Der Aufbau neuer Stadtstrukturen, gerade auch in Ländern außerhalb der westlichen Hemisphäre, bietet die Chance, die Fehler der Großen Beschleunigung nicht zu wiederholen. 

Kontakt: Daniel Zwangsleitner

Infrastructures of the New Everyday

Technische Infrastrukturen durchdringen den urbanen Raum auf verschiedenste Art und Weise. Sie sind im konstanten Wandel begriffen, gegenwärtig insbesondere im Bezug auf die Digitalisierung. Ein Beispiel sind Flughäfen: Hier können die Auswirkungen des Lärms auf die Umwelt zunehmend so simuliert werden, dass deren Auswirkungen direkt für gesellschaftliche Verhandlungsgsprozesse nutzbar gemacht werden können. Angewandt auf andere Problemfelder könnten solche Methoden dazu dienen, die negativen Auswirkungen von beschleunigter Entwicklung sichtbar zu machen und in einen allgemeinen Diskurs einzubringen.

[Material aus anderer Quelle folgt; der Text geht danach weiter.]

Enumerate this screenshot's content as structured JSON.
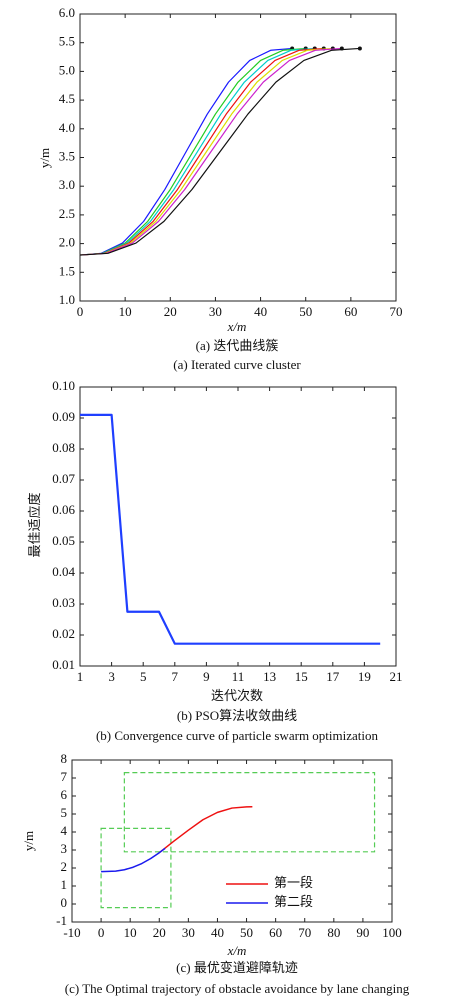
{
  "chart_data": [
    {
      "type": "line",
      "title": "(a) 迭代曲线簇",
      "subtitle": "(a) Iterated curve cluster",
      "x_label": "x/m",
      "y_label": "y/m",
      "xlim": [
        0,
        70
      ],
      "ylim": [
        1.0,
        6.0
      ],
      "xticks": [
        0,
        10,
        20,
        30,
        40,
        50,
        60,
        70
      ],
      "yticks": [
        {
          "value": 1.0,
          "label": "1.0"
        },
        {
          "value": 1.5,
          "label": "1.5"
        },
        {
          "value": 2.0,
          "label": "2.0"
        },
        {
          "value": 2.5,
          "label": "2.5"
        },
        {
          "value": 3.0,
          "label": "3.0"
        },
        {
          "value": 3.5,
          "label": "3.5"
        },
        {
          "value": 4.0,
          "label": "4.0"
        },
        {
          "value": 4.5,
          "label": "4.5"
        },
        {
          "value": 5.0,
          "label": "5.0"
        },
        {
          "value": 5.5,
          "label": "5.5"
        },
        {
          "value": 6.0,
          "label": "6.0"
        }
      ],
      "series": [
        {
          "color": "#1a1aff",
          "x": [
            0,
            4.7,
            9.4,
            14.1,
            18.8,
            23.5,
            28.2,
            32.9,
            37.6,
            42.3,
            47
          ],
          "values": [
            1.8,
            1.831,
            2.009,
            2.387,
            2.943,
            3.6,
            4.257,
            4.813,
            5.191,
            5.369,
            5.4
          ]
        },
        {
          "color": "#22cc22",
          "x": [
            0,
            5,
            10,
            15,
            20,
            25,
            30,
            35,
            40,
            45,
            50
          ],
          "values": [
            1.8,
            1.831,
            2.009,
            2.387,
            2.943,
            3.6,
            4.257,
            4.813,
            5.191,
            5.369,
            5.4
          ]
        },
        {
          "color": "#00cccc",
          "x": [
            0,
            5.2,
            10.4,
            15.6,
            20.8,
            26,
            31.2,
            36.4,
            41.6,
            46.8,
            52
          ],
          "values": [
            1.8,
            1.831,
            2.009,
            2.387,
            2.943,
            3.6,
            4.257,
            4.813,
            5.191,
            5.369,
            5.4
          ]
        },
        {
          "color": "#ee1111",
          "x": [
            0,
            5.4,
            10.8,
            16.2,
            21.6,
            27,
            32.4,
            37.8,
            43.2,
            48.6,
            54
          ],
          "values": [
            1.8,
            1.831,
            2.009,
            2.387,
            2.943,
            3.6,
            4.257,
            4.813,
            5.191,
            5.369,
            5.4
          ]
        },
        {
          "color": "#dddd00",
          "x": [
            0,
            5.6,
            11.2,
            16.8,
            22.4,
            28,
            33.6,
            39.2,
            44.8,
            50.4,
            56
          ],
          "values": [
            1.8,
            1.831,
            2.009,
            2.387,
            2.943,
            3.6,
            4.257,
            4.813,
            5.191,
            5.369,
            5.4
          ]
        },
        {
          "color": "#cc22cc",
          "x": [
            0,
            5.8,
            11.6,
            17.4,
            23.2,
            29,
            34.8,
            40.6,
            46.4,
            52.2,
            58
          ],
          "values": [
            1.8,
            1.831,
            2.009,
            2.387,
            2.943,
            3.6,
            4.257,
            4.813,
            5.191,
            5.369,
            5.4
          ]
        },
        {
          "color": "#111111",
          "x": [
            0,
            6.2,
            12.4,
            18.6,
            24.8,
            31,
            37.2,
            43.4,
            49.6,
            55.8,
            62
          ],
          "values": [
            1.8,
            1.831,
            2.009,
            2.387,
            2.943,
            3.6,
            4.257,
            4.813,
            5.191,
            5.369,
            5.4
          ]
        }
      ]
    },
    {
      "type": "line",
      "title": "(b) PSO算法收敛曲线",
      "subtitle": "(b) Convergence curve of particle swarm optimization",
      "x_label": "迭代次数",
      "y_label": "最佳适应度",
      "xlim": [
        1,
        21
      ],
      "ylim": [
        0.01,
        0.1
      ],
      "xticks": [
        1,
        3,
        5,
        7,
        9,
        11,
        13,
        15,
        17,
        19,
        21
      ],
      "yticks": [
        0.01,
        0.02,
        0.03,
        0.04,
        0.05,
        0.06,
        0.07,
        0.08,
        0.09,
        {
          "value": 0.1,
          "label": "0.10"
        }
      ],
      "x": [
        1,
        2,
        3,
        4,
        5,
        6,
        7,
        8,
        9,
        10,
        11,
        12,
        13,
        14,
        15,
        16,
        17,
        18,
        19,
        20
      ],
      "series": [
        {
          "color": "#1f3fff",
          "values": [
            0.091,
            0.091,
            0.091,
            0.0275,
            0.0275,
            0.0275,
            0.0172,
            0.0172,
            0.0172,
            0.0172,
            0.0172,
            0.0172,
            0.0172,
            0.0172,
            0.0172,
            0.0172,
            0.0172,
            0.0172,
            0.0172,
            0.0172
          ]
        }
      ]
    },
    {
      "type": "line",
      "title": "(c) 最优变道避障轨迹",
      "subtitle": "(c) The Optimal trajectory of obstacle avoidance by lane changing",
      "x_label": "x/m",
      "y_label": "y/m",
      "xlim": [
        -10,
        100
      ],
      "ylim": [
        -1,
        8
      ],
      "xticks": [
        -10,
        0,
        10,
        20,
        30,
        40,
        50,
        60,
        70,
        80,
        90,
        100
      ],
      "yticks": [
        -1,
        0,
        1,
        2,
        3,
        4,
        5,
        6,
        7,
        8
      ],
      "legend": "center",
      "regions": [
        {
          "color": "#55cc55",
          "x": [
            0,
            24
          ],
          "y": [
            -0.2,
            4.2
          ]
        },
        {
          "color": "#55cc55",
          "x": [
            8,
            94
          ],
          "y": [
            2.9,
            7.3
          ]
        }
      ],
      "series": [
        {
          "name": "第一段",
          "color": "#ee1111",
          "x": [
            20,
            25,
            30,
            35,
            40,
            45,
            50,
            52
          ],
          "values": [
            2.85,
            3.49,
            4.1,
            4.68,
            5.09,
            5.33,
            5.397,
            5.4
          ]
        },
        {
          "name": "第二段",
          "color": "#1a1aee",
          "x": [
            0,
            5,
            8,
            11,
            14,
            17,
            20,
            22
          ],
          "values": [
            1.8,
            1.827,
            1.903,
            2.042,
            2.249,
            2.52,
            2.85,
            3.09
          ]
        }
      ]
    }
  ]
}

Kontakt: Elif Simge Fettahoglu-Özgen

The Power of Conditions

Architektur ist nicht autonom: vielmehr muss das Verständnis für externe Einflüsse – die Bedingungen – auf die bauliche Produktion geschärft werden. Vor diesem Hintergrund verfolgen wir die Hypothese, dass Architektur immer auch einem Modus, einer „Art und Weise zu arbeiten“ folgt. Dieser Modus erlaubt als Bindeglied zwischen Architektur und Städtebau Spekulationen, wie über die Bedingungen ein positiver Einfluss auf das Bauen genommen werden kann. Der Forschungsschwerpunkt „The Power of Conditions“ stellt daher insbesondere die Heteronomie als prägendes Prinzip der Architektur in den Mittelpunkt und beschäftigt sich mit spezifischen, durch starke externe Bedingungen geprägte Architekturformen. Die Forschung baut dabei insbesondere auch auf eine stärkere Verwissenschaftlichung des Diskurses über die Produktionsbedingungen der Architektur.